AKIM 390  Préliminaire

Si ma directrice artistique graphiste vidéaste poétesse préférée devait se manifester ce matin, le choix de l’illustration ci-contre eut été remis en question. Étant donné mon ultime isolement en cette tour d’ivoire, entre l’écran et l’arrière de mon crane, quasar libre sur la toile qui nous unis, je persiste et signe

 AKIM 349ΩΛΙ 

§

Prélude

Ma quête inspiratrice n’est autre que recherche d’Elle, muse improbable qui apprécie vicissitudes et tire l’or au fond du moi, de l’aurore à l’aube, et indéfiniment.

Tantôt mystérieuse ingénue, j’aime lorsque tu souffles ardente sur mes braises et mes suies.

Tu te réinventes au matin, déambule incrédule renaissante. De tâches primaires en élucubrations célestes tu balances ces hanches captivantes, en une sinusoïde envoutante, infime infinie, éminente à l’infini.

§

Introduction

De l’ébène à l’ivoire, à fleur de ta peau soyeuse, je vénère tes non comme j’adule tes oui, en ces strates exposantes qui portent à l’éternel.

Ton corps au diapason de ma masse insatiable.
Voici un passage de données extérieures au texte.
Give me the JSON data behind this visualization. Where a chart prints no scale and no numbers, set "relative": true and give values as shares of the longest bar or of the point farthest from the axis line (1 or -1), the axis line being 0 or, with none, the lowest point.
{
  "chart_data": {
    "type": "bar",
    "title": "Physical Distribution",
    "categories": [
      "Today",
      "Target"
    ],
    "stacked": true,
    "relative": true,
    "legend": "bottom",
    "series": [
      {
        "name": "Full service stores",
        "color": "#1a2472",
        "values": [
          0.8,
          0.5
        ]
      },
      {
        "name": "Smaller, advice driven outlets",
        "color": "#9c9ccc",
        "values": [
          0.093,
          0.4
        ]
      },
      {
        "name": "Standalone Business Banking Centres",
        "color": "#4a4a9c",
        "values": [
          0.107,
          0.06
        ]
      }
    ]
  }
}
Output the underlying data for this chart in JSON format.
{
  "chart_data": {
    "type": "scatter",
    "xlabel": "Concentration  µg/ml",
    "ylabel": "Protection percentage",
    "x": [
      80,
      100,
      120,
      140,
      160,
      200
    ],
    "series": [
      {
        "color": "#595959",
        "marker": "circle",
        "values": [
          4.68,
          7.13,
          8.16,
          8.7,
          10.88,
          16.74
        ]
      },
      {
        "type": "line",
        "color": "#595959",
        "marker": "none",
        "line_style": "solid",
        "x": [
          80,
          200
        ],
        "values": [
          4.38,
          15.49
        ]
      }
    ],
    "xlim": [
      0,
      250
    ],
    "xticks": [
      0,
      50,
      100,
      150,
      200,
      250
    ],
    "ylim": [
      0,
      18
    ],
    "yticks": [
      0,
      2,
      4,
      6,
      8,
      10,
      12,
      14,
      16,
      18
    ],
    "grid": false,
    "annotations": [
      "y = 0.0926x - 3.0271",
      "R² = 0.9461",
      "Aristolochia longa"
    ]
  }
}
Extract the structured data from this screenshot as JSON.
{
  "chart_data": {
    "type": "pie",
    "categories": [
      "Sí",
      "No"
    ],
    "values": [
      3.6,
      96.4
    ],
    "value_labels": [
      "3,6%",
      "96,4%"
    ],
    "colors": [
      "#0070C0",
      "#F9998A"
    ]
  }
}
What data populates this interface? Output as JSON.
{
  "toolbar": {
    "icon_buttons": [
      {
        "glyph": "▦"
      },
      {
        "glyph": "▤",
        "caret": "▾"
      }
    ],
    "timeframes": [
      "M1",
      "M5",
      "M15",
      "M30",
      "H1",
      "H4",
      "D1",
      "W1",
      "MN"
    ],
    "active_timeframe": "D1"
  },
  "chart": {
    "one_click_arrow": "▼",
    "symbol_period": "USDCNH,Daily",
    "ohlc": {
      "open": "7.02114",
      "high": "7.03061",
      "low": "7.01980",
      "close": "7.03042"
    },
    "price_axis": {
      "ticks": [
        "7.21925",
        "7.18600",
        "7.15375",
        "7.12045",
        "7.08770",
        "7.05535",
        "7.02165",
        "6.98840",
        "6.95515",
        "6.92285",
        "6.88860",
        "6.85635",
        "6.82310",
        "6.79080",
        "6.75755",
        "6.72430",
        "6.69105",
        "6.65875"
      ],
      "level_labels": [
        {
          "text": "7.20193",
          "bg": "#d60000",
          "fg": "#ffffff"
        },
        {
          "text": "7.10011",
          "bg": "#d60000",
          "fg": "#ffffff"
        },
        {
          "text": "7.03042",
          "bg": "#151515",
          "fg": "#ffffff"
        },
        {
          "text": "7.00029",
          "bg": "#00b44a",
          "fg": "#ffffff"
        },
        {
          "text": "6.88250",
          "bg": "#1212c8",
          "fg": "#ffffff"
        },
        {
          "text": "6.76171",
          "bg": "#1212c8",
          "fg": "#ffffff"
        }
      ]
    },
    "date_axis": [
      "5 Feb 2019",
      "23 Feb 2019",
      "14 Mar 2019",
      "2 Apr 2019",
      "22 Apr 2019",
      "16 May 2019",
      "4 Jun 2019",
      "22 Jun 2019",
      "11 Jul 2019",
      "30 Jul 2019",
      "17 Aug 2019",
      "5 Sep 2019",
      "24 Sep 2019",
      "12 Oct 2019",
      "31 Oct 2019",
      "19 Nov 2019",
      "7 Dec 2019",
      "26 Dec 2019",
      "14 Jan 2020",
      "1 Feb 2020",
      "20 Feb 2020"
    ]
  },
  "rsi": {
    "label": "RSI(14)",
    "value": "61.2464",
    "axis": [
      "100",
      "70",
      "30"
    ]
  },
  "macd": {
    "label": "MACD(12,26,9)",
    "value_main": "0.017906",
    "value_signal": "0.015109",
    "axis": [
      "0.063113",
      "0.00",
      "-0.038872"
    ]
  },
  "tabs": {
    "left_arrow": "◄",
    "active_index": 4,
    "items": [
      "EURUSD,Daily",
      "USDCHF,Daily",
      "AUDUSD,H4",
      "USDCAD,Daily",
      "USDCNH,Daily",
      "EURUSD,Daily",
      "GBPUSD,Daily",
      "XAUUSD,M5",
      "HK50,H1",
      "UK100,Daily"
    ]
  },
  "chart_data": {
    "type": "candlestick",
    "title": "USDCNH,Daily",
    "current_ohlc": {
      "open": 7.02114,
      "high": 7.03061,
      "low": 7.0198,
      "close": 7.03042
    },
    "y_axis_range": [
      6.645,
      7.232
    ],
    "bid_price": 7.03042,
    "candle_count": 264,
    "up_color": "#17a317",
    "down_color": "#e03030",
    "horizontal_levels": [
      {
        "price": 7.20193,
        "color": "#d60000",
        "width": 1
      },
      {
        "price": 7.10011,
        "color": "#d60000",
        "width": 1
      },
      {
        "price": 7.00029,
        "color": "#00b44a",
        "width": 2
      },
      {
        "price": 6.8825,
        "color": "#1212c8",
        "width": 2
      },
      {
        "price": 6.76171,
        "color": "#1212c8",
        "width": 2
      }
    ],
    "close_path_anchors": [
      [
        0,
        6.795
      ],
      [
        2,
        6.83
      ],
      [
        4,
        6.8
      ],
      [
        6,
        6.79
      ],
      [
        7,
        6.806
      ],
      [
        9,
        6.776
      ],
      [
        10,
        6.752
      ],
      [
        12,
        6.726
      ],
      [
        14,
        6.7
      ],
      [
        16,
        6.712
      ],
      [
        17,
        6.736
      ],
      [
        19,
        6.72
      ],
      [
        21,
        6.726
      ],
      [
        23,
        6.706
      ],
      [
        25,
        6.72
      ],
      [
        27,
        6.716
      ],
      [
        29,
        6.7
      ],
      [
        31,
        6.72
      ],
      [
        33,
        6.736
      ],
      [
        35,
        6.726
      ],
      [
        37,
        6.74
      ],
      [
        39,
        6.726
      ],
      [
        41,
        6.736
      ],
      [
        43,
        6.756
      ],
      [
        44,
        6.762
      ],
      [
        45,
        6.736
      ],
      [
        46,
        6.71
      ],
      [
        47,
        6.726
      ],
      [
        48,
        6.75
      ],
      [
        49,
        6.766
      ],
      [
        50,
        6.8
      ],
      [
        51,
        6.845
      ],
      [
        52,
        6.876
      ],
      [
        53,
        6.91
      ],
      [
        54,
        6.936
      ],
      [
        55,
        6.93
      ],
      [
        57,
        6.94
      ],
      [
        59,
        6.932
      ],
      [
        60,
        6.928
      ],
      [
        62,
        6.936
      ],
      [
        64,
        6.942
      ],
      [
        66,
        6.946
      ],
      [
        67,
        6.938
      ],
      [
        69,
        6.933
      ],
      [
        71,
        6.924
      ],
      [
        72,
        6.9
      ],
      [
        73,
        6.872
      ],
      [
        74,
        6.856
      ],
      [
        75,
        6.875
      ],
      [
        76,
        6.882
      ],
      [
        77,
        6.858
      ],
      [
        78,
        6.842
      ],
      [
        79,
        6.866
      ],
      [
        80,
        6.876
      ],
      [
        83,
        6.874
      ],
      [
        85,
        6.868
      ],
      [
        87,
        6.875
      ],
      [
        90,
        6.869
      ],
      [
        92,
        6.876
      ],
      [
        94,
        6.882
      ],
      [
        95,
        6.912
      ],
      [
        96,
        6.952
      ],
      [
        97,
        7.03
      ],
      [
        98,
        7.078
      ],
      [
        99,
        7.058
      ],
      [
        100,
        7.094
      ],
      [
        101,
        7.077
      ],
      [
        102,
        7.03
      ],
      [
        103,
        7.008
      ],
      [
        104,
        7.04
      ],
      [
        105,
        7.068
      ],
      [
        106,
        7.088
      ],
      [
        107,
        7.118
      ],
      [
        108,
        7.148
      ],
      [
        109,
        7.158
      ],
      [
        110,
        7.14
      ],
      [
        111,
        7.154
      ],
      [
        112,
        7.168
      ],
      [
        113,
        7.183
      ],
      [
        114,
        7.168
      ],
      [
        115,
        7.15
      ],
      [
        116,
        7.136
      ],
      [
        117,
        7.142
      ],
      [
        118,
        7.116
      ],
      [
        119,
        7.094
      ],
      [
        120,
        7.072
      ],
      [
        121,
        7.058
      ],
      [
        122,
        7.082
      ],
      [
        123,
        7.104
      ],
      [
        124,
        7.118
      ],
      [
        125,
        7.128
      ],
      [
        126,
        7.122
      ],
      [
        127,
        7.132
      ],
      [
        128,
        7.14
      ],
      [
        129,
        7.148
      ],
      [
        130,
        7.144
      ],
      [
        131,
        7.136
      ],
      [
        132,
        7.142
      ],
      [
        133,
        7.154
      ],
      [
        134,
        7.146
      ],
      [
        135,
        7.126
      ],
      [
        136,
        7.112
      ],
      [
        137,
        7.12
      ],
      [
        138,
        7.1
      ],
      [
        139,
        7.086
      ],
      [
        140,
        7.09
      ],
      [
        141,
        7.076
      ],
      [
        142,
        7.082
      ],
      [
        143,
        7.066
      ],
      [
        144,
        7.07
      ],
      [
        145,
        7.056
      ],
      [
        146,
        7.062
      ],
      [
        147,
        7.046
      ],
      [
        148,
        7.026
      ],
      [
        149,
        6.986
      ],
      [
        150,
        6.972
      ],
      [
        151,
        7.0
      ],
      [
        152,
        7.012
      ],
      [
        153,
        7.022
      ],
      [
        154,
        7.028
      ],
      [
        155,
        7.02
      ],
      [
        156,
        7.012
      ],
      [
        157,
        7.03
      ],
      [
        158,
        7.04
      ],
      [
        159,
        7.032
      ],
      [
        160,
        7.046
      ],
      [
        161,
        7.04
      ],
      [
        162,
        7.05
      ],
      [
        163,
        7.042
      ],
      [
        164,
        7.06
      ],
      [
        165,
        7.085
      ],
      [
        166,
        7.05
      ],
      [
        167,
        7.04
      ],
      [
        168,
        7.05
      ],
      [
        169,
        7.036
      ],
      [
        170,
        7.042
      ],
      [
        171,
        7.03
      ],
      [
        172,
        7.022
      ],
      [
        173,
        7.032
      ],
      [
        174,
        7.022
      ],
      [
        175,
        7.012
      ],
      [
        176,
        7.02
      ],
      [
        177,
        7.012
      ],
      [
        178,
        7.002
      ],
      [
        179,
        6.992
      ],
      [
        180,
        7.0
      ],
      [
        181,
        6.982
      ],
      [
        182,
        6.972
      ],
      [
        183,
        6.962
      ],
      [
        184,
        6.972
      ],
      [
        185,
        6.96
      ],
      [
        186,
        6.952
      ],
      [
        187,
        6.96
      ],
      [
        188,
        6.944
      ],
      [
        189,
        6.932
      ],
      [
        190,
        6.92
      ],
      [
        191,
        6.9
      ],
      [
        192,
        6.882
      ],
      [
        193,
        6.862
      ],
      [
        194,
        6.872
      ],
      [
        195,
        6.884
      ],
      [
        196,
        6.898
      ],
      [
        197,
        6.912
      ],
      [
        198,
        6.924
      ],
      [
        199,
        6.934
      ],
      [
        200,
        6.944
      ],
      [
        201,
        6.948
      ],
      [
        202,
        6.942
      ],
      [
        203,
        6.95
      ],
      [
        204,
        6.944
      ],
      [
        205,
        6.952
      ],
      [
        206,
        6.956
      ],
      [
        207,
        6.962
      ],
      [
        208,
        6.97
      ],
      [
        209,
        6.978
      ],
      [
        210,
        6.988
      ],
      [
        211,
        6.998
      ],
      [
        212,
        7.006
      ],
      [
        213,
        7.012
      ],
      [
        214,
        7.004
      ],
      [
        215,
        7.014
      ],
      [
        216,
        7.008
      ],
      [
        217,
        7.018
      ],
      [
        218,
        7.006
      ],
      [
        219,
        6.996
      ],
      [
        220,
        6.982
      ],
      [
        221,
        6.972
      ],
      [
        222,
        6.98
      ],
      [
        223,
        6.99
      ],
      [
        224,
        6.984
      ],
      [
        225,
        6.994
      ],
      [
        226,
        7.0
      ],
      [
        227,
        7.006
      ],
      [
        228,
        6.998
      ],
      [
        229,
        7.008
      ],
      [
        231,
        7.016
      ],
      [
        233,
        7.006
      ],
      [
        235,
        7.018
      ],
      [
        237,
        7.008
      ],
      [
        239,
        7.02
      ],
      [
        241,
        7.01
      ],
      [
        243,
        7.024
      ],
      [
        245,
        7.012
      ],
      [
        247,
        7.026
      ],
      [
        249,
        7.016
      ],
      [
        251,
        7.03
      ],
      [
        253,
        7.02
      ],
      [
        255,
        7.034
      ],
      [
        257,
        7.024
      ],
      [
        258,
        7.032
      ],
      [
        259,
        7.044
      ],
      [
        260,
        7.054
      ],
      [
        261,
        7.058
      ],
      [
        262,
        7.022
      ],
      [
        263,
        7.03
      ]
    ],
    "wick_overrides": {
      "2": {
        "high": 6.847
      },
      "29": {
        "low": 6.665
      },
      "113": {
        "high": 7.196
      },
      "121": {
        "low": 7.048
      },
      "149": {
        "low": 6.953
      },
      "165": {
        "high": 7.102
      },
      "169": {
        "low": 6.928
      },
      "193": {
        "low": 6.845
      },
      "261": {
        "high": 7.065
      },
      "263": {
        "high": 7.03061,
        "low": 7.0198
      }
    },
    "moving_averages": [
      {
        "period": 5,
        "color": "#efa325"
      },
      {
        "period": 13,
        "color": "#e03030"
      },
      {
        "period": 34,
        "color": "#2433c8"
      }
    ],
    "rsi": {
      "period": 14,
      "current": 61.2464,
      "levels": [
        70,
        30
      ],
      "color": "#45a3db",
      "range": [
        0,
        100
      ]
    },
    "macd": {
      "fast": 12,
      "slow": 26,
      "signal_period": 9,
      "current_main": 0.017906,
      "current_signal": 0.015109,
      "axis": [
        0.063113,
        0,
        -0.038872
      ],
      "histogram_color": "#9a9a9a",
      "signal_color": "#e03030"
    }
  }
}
J’en oublie mon vaisseau bringuebalant, ample amas boulimique affamé dévot du don de sens, pour me livrer et humblement combler tes cavités aqueuses, minimals interstices adulés.

§

Allers et venues

Rien ne remplace un bon dedans dehors des familles me disait Alex à l’écran l’autre soir. C’est pas faux. Mais ça ne dure dur qu’un temps, alors voila, aussitôt dit aussitôt fait. (Là j’prends un risque de commentaire 😉 !!!)

§

Terminus tout le monde descend

Je ne vous ferai pas l’affront de décrire cet orgasme, tant il est fracassant et traumatisant pour ceux qui n’y ont pas accès. Appelez moi (sic) l’homme pressé, l’orange inhumaine, l’égoïste imbu, l’imbibé qui s’en retourne en laissant tout à sec…ou l’inverse à la renverse!

C’est ainsi. La poétique affaire se délite en râles et hoquets, gluantes humeurs rassasiantes. Extases instantanées ou presque nous laissant comblés mais sans réponse à la question primale. Alors je la repose, que cherchons nous ainsi en ces errances jouissives? Un tout petit détail qui nous échappe. La réponse au mensonge originel,  est-elle cette petite mort en une impasse inexplorée, ou sera-t-elle révélée au Grand Soir?